Indoor-Fischzucht: Mögliche Lösung mit großen Einschränkungen
Wenn all das gelingt, wollen Josef und Alfred Stier den Beweis dafür antreten, dass eine vollständig nachhaltige und regionale Erzeugung von Speisefischen auch in einer Halle möglich ist – auch wenn ihre Garnelen preislich nie mit jenen aus riesigen Zuchtanlagen in Asien oder Südamerika konkurrieren können werden.
Der offensichtliche ökologische Nachteil bleibt aber: Eine Halle mit Kreislaufanlagen ist ein geschlossenes System – ganz im Gegensatz zu einem Fischteich, der Lebensraum und Teil eines Ökosystems ist.
Eine Perspektive für die Fischzucht in der Oberpfalz - da sind sich einschließlich der Stiers alle einig - kann eine Indoor-Halle demnach bestenfalls in wirtschaftlicher Hinsicht sein.

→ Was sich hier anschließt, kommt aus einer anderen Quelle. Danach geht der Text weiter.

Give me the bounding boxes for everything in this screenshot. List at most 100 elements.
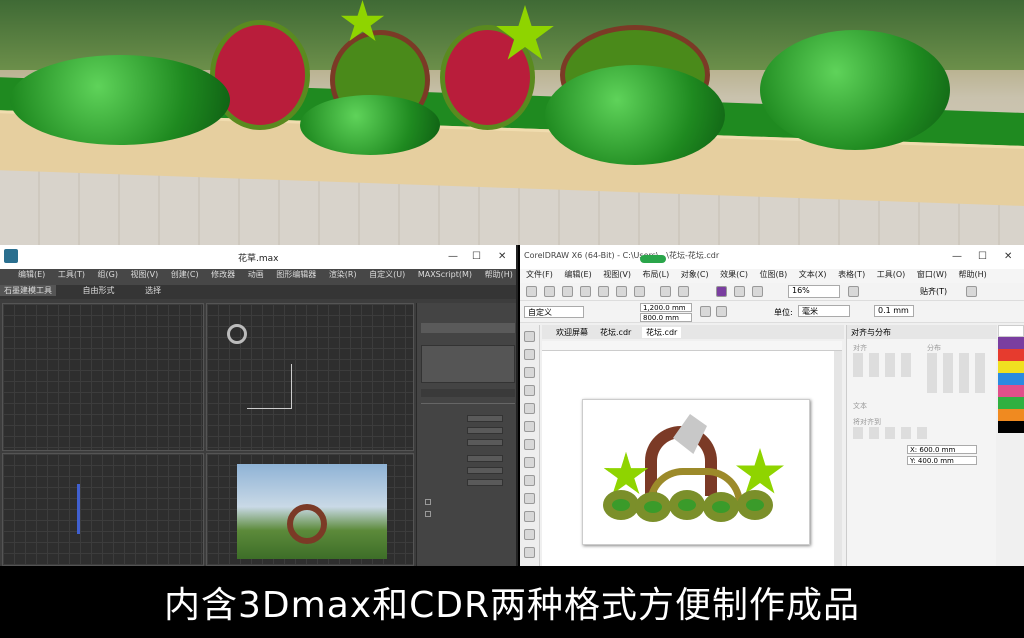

Für den Erhalt des ökologischen und kulturellen Wertes - die traditionelle Karpfenteichwirtschaft ist seit 2021 offiziell immaterielles Kulturerbe - gibt es keine Alternative zu Teichlandschaften in freier Natur. Wärmeliebende Salzwasser-Garnelen wird man dort allerdings sicher niemals halten können.